Charred & Dangerous are a superior sketch trio who perform with rare panache - but they are let down just a bit too often by a script that doesn't have the same richness and depth as their top-notch presentation.
They employ extraordinarily high production values, with sound, visuals and costumes all adding to the reassuring feeling you're watching a show on to which real care has been lavished.
After we enter, hooded druids extinguish the scented candles that have filled the air with sweet incense, and the flickering flames on the screen intensify. The build-up is powerful then we cut to three men dressed as little boys, complete with pyjamas and soft toys, singing a jolly revue-style song which slowly reveals the sinister truth about where they are.
It is most definitely an impressive start, and almost every sketch that follows captures a mood with equal skill and attention to detail. A condemned man making his last wish is dark and menacing, a parody of the Sainsbury's gastroporn ads applied to a 'cheap nasty vodka' takes a knowing swipe at the Underbelly's sponsor, a letter to points of view segueways impressively into a spot-on parody of Eminem's Stan.

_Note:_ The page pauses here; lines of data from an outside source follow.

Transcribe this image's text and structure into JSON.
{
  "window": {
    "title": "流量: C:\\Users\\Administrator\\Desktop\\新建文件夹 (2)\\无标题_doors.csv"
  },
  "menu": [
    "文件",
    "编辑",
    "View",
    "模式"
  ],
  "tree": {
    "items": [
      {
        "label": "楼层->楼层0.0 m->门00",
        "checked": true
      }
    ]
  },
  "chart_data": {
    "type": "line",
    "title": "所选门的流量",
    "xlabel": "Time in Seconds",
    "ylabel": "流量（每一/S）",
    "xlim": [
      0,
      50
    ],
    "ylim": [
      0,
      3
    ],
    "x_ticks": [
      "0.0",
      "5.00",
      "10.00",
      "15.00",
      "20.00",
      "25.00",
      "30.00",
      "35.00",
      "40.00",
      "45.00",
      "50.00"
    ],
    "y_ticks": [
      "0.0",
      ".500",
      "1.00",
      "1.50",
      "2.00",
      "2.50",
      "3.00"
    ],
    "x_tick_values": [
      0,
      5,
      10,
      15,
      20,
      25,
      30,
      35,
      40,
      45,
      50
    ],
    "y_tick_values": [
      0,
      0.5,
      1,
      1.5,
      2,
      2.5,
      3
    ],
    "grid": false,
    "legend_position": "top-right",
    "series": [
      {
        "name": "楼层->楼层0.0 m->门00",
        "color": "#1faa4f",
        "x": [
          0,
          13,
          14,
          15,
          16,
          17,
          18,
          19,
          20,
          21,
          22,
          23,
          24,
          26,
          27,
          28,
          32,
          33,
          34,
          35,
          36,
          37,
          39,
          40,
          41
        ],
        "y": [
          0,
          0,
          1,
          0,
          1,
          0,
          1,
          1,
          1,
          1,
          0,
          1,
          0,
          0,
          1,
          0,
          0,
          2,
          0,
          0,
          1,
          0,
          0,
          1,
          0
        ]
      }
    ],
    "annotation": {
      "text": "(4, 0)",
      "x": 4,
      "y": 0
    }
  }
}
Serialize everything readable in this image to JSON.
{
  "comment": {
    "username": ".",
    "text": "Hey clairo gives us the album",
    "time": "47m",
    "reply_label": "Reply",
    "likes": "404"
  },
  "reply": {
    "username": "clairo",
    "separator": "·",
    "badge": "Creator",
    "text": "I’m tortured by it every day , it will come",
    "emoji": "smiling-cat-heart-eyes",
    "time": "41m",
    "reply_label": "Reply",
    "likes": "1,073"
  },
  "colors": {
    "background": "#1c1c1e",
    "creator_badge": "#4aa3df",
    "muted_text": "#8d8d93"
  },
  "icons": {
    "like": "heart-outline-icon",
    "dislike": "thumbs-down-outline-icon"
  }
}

Yet for all these impressive set-ups, many of the gags the skits' heart are quite weak. Thus we have the Dutch port star Kurt Von Rimmer, who looks the part and sings a song with sublime musicality but the lyrics, where the jokes should lie, are pretty dodgy. A Record Breakers sketch about the longest gay sex marathon equally goes for cheap laughs in contrast to the classy delivery.
They make a few prank phone calls to cover the blackouts, with is equally low-grade stuff. You feel sorry for the poor 118 call-centre girl dogged by their idiotic directory inquiry, and the PC World man shows remarkable patience in the face of his conversation. But it is a bit, well, eighties-era Noel Edmonds.
That the show succeeds despite such major flaws proves just how much there is to admire about these promising threesome. Once they've found the right script, they'll be unstoppable.